What’s Happening with Seniors Benefits

by Art Kelly

Conservative columnist and commentator Charles Krauthammer has written an outstanding article to prove that the Social Security Trust Fund is a worthless fraud.

Replying to a dishonest claim by Jack Lew, Director of the White House Office of Management and Budget (OMB), that the Trust Fund is solvent until 2037, Krauthammer wrote, "That claim is a breathtaking fraud…The Social Security Trust Fund is a fiction."

Krauthammer cites--get this!--the OMB in the President's budget:

"These balances are available for future benefit payments and other trust fund expenditures, but only in a bookkeeping sense. The holdings of the trust funds are not assets of the Government as a whole that can be drawn down in the future to fund benefits. Instead, they are claims on the Treasury… The existence of large trust fund balances, therefore, does not, by itself, increase the Government's ability to pay benefits."

Krauthammer explains that the IOUs in the Trust Fund "are worthless."

Every penny from the Social Security payroll tax that each person has paid over his or her lifetime has been spent.  It is gone--used to pay benefits when it was collected.  The surplus was used for the general operations of the federal government--everything from paper clips to space ships.

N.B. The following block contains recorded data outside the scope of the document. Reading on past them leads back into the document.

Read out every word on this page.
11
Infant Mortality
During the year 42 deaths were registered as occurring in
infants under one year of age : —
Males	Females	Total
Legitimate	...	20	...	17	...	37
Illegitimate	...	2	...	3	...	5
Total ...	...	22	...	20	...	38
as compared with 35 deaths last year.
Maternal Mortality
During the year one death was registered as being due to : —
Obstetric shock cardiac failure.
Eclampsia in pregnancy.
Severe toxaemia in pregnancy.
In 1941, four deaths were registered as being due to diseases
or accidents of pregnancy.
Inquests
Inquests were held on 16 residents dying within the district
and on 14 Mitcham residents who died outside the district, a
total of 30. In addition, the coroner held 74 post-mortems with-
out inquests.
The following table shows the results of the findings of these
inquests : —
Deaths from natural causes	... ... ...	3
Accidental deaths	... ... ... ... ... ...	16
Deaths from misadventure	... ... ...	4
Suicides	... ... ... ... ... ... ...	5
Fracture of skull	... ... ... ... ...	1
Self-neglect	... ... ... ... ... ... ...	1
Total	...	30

The problem is that there is no more Social Security surplus.  If the country ever comes out of the great recession it is in, there may again be some modest surpluses for a couple of years before permanently failing to raise enough revenue to pay benefits.

In theory, the Trust Fund contains more than $2.611 trillion in assets.  In truth, the Congressional Budget Office affirmed, "Those trust funds are mainly accounting mechanisms and contain no economic resources."

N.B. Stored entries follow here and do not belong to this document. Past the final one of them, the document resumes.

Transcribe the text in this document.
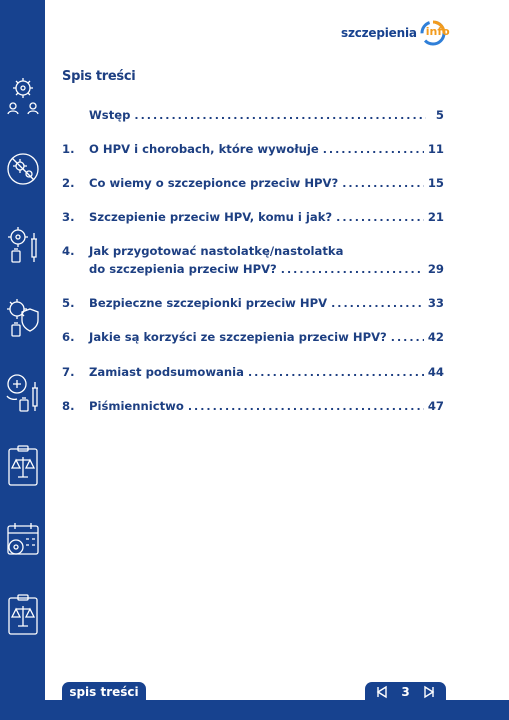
szczepienia info
Spis treści
Wstęp .....	5
1.	O HPV i chorobach, które wywołuje .....	11
2.	Co wiemy o szczepionce przeciw HPV? .....	15
3.	Szczepienie przeciw HPV, komu i jak? .....	21
4.	Jak przygotować nastolatkę/nastolatka
do szczepienia przeciw HPV? .....	29
5.	Bezpieczne szczepionki przeciw HPV .....	33
6.	Jakie są korzyści ze szczepienia przeciw HPV? .....	42
7.	Zamiast podsumowania .....	44
8.	Piśmiennictwo .....	47
spis treści	3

To stop the practice of spending Social Security payroll taxes for NON-Social Security purposes, two bills have been introduced in the House:  HR 219, the Social Security Preservation Act, by Congressman Ron Paul (R-TX) and 4 cosponsors, and HR 234, the Savings for Seniors Act, by Congresswoman Marsha Blackburn (R-TN) and 11 cosponsors.  (Unfortunately, no equivalent bills have been introduced in the Senate.)

Both bills would require Social Security surpluses to be saved, not spent.

While it could be argued that enacting this legislation is equivalent to "closing the barn door after the cows have gotten out," there may, in fact, be a few "cows left in the barn."  In addition to possible temporary surpluses, the interest due on the money borrowed from the Trust Fund is itself borrowed, thereby further increasing the IOUs. 

The passage of HR 219 or HR 234 would stop the raids on the Social Security Trust Fund.

Furthermore, previous issues of this newsletter reported that, as the need to repay the Trust Fund becomes more severe, the drumbeat will increase for "entitlement reform," which is a euphemism for reduction in Social Security and Medicare benefits.

In an article, "Social Security reform splits White House political, economic teams," The Hill states, "The trust fund itself has a theoretical $2.6 trillion surplus, but that money has been spent by the federal government like general revenues. The payback has arrived at a very difficult time, when Washington is running a $1.6 trillion budget deficit."

If all of the money from Social Security had not been stolen (in a moral sense), Social Security would easily be able to pay benefits for many decades to come.

The money "borrowed" from the Social Security Trust Fund must be paid back.

Beyond that, Krauthammer recommends increasing the retirement age and means testing benefits so they are paid to seniors who need the benefits the most before sending checks to those very high income persons who don't need them as critically.